The Spanish prime minister Mariano Rajoy had vowed to “stop at nothing” to prevent Catalonia’s independence referendum and prosecute Catalan leaders.  Senior regional officials have been arrested, government offices raided, and referendum websites blocked in the drive to shut down the vote. Thousands of police reinforcements had been sent to the region to prevent people from voting.

At the same time Catalonia’s leader had made clear his government was determined to go ahead with the independence vote on Sunday.

Spanish courts have seized paper ballots and ordered schools, scheduled to be used as ballot stations, to be cordoned off. Independence supporters are calling to turn out at the polling stations for a peaceful resistance, even if they are unable to vote. To keep polling stations accessible, parents are organizing a mass school sleepover this weekend, with camping in tents and traditional paella on top.
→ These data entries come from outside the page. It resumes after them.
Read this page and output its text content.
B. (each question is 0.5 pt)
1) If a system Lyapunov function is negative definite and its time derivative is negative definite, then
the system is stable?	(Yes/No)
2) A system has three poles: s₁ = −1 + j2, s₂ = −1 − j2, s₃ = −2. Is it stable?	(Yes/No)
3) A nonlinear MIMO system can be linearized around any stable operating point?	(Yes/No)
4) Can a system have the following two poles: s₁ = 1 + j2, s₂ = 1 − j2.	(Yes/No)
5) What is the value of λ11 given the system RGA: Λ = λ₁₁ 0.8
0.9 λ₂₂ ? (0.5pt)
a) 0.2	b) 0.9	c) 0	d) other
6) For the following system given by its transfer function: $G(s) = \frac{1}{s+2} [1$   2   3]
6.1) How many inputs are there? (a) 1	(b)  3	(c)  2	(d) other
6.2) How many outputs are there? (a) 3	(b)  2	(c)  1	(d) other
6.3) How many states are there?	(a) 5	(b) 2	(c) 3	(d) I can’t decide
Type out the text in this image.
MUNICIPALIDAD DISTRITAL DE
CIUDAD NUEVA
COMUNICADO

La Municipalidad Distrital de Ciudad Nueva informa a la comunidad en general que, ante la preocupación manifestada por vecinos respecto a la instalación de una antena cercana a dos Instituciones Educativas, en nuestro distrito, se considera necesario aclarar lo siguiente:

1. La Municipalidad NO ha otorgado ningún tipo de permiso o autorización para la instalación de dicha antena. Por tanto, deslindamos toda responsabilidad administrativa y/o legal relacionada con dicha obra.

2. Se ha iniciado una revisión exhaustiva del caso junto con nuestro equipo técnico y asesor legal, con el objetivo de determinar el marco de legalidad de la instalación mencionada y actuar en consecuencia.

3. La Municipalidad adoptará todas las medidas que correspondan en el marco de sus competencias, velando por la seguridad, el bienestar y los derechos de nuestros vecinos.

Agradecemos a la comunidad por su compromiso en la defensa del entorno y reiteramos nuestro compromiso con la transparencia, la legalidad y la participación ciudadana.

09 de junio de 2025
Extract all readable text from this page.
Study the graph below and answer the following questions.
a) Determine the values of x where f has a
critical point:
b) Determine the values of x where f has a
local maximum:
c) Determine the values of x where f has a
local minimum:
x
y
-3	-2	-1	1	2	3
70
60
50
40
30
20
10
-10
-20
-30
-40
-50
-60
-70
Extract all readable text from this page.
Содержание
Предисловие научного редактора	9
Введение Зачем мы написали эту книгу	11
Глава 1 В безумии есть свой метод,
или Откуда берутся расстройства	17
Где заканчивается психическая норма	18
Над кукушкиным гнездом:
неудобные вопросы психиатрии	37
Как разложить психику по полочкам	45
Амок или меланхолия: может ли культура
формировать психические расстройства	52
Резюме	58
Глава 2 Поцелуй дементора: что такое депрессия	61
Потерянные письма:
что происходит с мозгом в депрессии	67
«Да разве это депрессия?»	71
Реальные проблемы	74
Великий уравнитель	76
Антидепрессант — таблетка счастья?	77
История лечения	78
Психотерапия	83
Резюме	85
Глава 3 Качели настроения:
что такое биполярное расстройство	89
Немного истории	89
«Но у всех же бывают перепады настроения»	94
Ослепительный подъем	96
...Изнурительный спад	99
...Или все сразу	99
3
While just under 50% of the region’s inhabitants support independence, according to polls, over 80 % want to vote on the matter. And on this I stand with people of Catalonia.  Like I stand with Scotts. And with every other nation who want to democratically determine its future.

Catalonia’s 7.5 million population has a distinct language and culture, which were suppressed under Franco rule in Spain. The independence move have grown since 2010 after Spain’s Constitutional Court struck down key parts of a charter that would have given the region greater autonomy.  Catalonia has the largest economy of the Spanish regions — greater than Greece’s and close to those of Denmark or Ireland.